Girl´s hand bloodied from shark bite
By MARK S. LUCKIE
DAYTONA BEACH — Sparkling blue waves calmly lapped at the shore late Wednesday afternoon, but after a 13-year-old was bitten by a shark near the Zelda Boulevard beach approach, many people nervously made their way out of the water.
Nichole Carlos of Jupiter was visiting Daytona Beach with Sherri Breen and her daughter when she was bitten by an unknown type of shark about 6 p.m.
Nichole suffered a cut on the back of her hand and had bite marks near her wrist, emergency officials said. She lost some blood when she ran to a nearby hotel where she was staying to get help, Beach Patrol spokesman Scott Petersohn said.
Friends wrapped her hand in a towel and took her back to the beach to find a lifeguard.
Calls to the girl´s hotel room were not returned and a knock at the door was not answered Wednesday night.
Nichole was taken by ambulance to Halifax Medical Center in stable condition, EVAC spokesman Mark O´Keefe said.
Wednesday´s incident was the third confirmed shark bite in the area this summer.
Petersohn encouraged beachgoers to go directly to a lifeguard if they are injured. Most shark bites are not life threatening and should be treated by medical personnel, he said. Nichole was only in about 3 feet of water when she was bitten, the same depth most swimmers wade in, Petersohn said.
The combination of warm water and bait fish brings more sharks to the area, Beach Patrol officials said. When bait fish swim near the shore, that means there are "all kinds of predators in the area," Petersohn said.
Lifeguards kept the beach open near where the attack occurred late Wednesday. Nobody saw the shark when it attacked and the water seemed to be free of the predators, Petersohn said.
"It´s like lightning. You never see it when it strikes," he said.

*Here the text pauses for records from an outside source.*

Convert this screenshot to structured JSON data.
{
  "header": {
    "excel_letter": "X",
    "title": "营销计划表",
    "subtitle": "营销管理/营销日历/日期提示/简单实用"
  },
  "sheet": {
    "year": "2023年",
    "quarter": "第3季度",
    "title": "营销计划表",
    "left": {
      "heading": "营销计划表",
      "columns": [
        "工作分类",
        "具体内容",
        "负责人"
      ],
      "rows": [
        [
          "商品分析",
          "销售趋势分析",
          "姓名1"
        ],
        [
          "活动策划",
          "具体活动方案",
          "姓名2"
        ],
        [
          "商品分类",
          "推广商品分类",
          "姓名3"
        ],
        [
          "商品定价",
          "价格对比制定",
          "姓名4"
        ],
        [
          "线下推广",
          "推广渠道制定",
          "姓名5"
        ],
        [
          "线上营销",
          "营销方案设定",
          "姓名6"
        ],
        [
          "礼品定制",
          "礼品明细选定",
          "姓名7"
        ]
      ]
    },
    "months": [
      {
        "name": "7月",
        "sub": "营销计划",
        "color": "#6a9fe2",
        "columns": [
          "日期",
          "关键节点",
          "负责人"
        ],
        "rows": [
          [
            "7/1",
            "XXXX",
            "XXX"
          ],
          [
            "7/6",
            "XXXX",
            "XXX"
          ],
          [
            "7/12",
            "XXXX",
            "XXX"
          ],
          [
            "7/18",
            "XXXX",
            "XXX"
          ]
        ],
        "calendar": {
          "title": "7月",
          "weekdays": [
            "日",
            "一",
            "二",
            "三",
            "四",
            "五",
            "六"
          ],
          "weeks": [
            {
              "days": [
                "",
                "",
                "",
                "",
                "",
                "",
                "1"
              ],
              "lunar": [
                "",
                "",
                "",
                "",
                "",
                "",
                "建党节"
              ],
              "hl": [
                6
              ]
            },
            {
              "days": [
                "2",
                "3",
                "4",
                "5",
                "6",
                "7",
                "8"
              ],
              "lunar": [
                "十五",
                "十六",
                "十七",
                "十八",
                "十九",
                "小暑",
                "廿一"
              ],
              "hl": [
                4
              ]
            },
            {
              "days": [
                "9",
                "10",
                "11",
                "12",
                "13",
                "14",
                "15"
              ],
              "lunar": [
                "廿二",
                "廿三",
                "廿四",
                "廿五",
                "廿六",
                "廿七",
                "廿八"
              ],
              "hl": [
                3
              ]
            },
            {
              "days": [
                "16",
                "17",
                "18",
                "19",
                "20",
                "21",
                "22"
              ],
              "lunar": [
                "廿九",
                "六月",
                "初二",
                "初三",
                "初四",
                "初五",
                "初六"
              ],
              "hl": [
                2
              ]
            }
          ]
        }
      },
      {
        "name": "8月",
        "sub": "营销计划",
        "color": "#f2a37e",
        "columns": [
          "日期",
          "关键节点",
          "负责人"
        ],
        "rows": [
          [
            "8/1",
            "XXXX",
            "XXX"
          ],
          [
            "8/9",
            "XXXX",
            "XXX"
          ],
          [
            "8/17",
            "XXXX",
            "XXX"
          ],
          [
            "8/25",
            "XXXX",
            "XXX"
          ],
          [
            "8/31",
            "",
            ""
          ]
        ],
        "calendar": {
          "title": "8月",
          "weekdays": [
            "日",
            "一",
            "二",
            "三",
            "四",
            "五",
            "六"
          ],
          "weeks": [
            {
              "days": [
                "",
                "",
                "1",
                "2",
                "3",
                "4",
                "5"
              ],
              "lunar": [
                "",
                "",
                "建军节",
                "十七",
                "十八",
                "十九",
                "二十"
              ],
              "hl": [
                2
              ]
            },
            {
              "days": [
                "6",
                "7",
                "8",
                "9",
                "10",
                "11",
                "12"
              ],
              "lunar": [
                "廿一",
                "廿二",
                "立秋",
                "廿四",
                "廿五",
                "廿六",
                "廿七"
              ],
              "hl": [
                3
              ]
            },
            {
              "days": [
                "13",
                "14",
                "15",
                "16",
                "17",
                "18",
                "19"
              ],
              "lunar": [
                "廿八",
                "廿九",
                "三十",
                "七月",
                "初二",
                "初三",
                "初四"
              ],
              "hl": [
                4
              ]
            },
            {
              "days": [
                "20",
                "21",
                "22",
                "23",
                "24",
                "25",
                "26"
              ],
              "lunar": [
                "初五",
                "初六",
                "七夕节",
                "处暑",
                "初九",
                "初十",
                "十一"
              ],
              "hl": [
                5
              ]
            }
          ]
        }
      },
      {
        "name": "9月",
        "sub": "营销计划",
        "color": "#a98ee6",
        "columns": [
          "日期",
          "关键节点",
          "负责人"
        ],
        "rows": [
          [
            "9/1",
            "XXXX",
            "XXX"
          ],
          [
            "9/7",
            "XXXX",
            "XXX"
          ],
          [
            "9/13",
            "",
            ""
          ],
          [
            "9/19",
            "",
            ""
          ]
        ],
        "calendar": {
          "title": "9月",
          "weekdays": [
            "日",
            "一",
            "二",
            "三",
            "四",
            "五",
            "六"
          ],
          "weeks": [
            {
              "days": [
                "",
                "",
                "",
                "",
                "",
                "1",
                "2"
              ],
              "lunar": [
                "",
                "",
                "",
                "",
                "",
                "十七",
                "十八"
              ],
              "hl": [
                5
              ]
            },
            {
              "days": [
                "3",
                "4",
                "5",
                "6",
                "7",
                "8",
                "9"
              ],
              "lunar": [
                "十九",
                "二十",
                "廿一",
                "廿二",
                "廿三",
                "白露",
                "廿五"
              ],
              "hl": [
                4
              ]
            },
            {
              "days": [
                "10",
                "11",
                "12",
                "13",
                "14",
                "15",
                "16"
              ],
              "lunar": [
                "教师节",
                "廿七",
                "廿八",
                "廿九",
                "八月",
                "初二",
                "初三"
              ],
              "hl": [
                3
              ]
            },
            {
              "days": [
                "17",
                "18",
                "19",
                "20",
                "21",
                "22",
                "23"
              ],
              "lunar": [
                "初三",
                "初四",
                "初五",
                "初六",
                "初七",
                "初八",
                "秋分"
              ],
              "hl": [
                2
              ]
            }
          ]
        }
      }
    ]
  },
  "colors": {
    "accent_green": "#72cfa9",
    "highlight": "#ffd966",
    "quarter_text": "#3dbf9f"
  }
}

Including Wednesday´s incident off Daytona Beach, there have been three confirmed and one unconfirmed shark bite incidents in Volusia County this year:
JULY 23: Robert Thompson was bitten on his right foot while surfing in Ormond Beach.
JULY 22: Matthew Pearce of Heathrow was surfing south of the Ponce de Leon Inlet when he felt a bite on his left ankle. However, doctors said Pearce´s cut did not resemble a typical shark bite.
MAY 28: Miami resident Alfonso Garcia suffered a bite to his left foot while swimming in Daytona Beach Shores.
PAST YEARS: According to the International Shark Attack File, Volusia County reported three shark bite incidents in 2004, 13 in 2003, 18 in 2002 and 22 in 2001.